Even if the suspects in this case were incapable of acquiring a Stinger missile and shooting down a plane on their own, ‘Stinger Stings’ are a good investment.  They send a clear message to would-be terrorists and arms traffickers that the US is a dangerous place to do business, and sow seeds of doubt about loyalties and affiliations within criminal networks.   Occasionally, such operations also nab truly capable criminals, such as famed arms trafficker Monzer al Kassar, who was arrested in Spain after a lengthy undercover operation orchestrated by the US Drug Enforcement Administration.  Kassar was later extradited to the US and convicted of conspiring to supply Colombian guerrillas with millions of dollars in weapons, including MANPADS.   Another legendary arms dealer, Viktor Bout, may suffer a similar fate.  After eluding authorities for years, Bout was arrested by Thai police in March 2008 in an international sting that was remarkably similar to the one that nabbed Monzer al Kassar just nine months earlier.  Thai courts will decide later this summer whether Bout will be extradited to the US.  If he is, his (alleged) gun running days are over.  Taking Kassar and Bout off the streets may ultimately prevent the trafficking of thousands or tens of thousands of weapons to some of the world’s most dangerous groups.  Their arrests are proof positive that Stings are an essential element of any national strategy for combating the MANPADS threat, even if they don’t nab criminal masterminds every time.

Tags: , ,

3 Responses to “Latest Missile Plot had Little Chance of Success, but ‘Stinger Stings’ are Valuable Tools”

  1. Arthur Borges May 27, 2009 at 5:10 am #

    It’s still entrapment.

  2. sil-chan May 28, 2009 at 7:54 pm #

    Entrapment is when an agent of the government comes to you and says “Hey, would you like to buy a missile?”

    What happened here is these guys said “Hey, we want a missile.” and the agents said they had one.
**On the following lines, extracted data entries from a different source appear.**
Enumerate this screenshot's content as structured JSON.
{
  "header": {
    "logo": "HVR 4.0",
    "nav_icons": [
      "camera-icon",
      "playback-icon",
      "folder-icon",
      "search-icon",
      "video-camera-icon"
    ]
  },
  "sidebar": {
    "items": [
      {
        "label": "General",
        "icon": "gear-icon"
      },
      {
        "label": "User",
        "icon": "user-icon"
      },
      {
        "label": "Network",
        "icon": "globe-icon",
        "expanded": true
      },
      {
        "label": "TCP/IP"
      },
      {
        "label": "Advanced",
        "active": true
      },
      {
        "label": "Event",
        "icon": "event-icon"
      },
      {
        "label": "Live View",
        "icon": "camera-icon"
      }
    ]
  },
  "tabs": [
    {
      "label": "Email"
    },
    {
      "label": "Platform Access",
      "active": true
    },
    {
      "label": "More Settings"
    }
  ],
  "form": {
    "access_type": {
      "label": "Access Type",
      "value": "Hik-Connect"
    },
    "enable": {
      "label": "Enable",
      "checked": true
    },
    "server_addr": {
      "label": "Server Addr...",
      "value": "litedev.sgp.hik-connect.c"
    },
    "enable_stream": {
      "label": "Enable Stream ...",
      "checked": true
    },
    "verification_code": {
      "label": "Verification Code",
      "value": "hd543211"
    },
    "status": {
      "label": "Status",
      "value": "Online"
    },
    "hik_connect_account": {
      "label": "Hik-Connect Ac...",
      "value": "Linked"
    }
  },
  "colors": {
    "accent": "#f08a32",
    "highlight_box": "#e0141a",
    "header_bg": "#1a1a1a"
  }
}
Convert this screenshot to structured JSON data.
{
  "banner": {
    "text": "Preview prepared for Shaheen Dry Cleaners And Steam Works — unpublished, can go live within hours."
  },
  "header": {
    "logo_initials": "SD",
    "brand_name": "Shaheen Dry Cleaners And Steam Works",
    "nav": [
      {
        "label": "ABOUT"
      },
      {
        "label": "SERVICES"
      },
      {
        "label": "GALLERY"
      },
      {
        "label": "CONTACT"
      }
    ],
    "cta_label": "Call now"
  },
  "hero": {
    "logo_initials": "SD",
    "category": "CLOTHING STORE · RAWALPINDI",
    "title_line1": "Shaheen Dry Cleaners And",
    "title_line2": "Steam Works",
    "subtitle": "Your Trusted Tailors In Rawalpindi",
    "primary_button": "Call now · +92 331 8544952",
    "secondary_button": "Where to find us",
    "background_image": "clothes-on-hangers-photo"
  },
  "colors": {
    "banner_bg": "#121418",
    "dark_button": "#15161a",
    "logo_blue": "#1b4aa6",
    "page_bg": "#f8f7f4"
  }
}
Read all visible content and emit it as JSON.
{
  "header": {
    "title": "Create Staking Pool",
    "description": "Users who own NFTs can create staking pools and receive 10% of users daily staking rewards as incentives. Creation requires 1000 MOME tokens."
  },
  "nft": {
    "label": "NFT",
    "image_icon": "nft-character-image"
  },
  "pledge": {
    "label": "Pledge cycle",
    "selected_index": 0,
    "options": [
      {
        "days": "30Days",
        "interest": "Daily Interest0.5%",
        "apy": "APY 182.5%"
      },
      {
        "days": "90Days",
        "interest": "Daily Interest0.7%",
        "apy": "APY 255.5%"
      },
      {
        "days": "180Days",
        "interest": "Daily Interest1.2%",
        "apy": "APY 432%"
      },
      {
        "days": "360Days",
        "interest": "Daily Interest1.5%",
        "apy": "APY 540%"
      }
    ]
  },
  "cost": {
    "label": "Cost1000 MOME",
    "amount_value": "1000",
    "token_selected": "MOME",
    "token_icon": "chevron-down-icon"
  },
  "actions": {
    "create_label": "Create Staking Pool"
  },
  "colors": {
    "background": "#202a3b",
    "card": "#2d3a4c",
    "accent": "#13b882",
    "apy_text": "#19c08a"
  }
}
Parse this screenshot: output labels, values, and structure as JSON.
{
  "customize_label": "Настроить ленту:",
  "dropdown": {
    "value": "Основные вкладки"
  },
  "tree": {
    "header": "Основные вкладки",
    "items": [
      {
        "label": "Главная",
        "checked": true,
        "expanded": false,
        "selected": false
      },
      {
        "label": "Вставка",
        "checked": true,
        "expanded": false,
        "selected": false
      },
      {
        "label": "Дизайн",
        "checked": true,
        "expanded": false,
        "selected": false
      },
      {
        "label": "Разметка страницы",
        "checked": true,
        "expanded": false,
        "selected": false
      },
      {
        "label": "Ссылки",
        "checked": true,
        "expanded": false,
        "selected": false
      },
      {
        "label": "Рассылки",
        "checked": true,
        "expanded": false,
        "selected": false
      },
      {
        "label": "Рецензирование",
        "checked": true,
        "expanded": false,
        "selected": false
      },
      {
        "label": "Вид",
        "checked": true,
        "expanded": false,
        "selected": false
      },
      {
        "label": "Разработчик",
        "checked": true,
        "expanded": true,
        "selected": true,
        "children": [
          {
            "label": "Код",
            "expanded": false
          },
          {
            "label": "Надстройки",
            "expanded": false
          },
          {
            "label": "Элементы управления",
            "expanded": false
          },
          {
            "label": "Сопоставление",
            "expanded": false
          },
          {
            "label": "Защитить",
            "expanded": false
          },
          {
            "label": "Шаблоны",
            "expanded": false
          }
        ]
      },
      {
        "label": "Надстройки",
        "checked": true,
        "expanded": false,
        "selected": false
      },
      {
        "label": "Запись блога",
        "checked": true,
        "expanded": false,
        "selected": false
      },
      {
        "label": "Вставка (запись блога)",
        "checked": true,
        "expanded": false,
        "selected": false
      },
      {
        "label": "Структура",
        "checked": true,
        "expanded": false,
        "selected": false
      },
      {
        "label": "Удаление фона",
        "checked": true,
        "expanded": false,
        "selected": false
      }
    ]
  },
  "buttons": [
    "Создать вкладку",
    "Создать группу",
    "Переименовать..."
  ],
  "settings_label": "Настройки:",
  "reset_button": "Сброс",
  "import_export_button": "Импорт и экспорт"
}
This is not entrapment. This is a sting styled operation.

    Note the difference. In one, the government initiates the transaction. In the other, the suspects initiate the transaction.

    Please, before making statements like this in the future, try studying or understanding the topic at hand before speaking.

  3. Arthur Borges June 15, 2009 at 12:50 pm #

    Dear Sil-Chan,

    Um, even a SA-7 goes for USD 5,000 (http://www.janes.com/security/international_security/news/jtic/jtic030813_1_n.shtml).

    Where do two “intellectually challenged” lads, unemployed or in low-skill jobs, with “no contacts” find the money and imagination to want to buy one?

    And these wannabes want vendor training? Does that sound like they belong to even a semi-professional outfit?

    Wouldn’t you rather see their jail beds go to folks actually capable of following through on a plan?

    Wouldn’t it be smarter to just scare hell, heaven and the daylights out of them before letting them go with a free roll of toilet paper to wipe up the mess in their trousers, after entering their names somewhere in the system?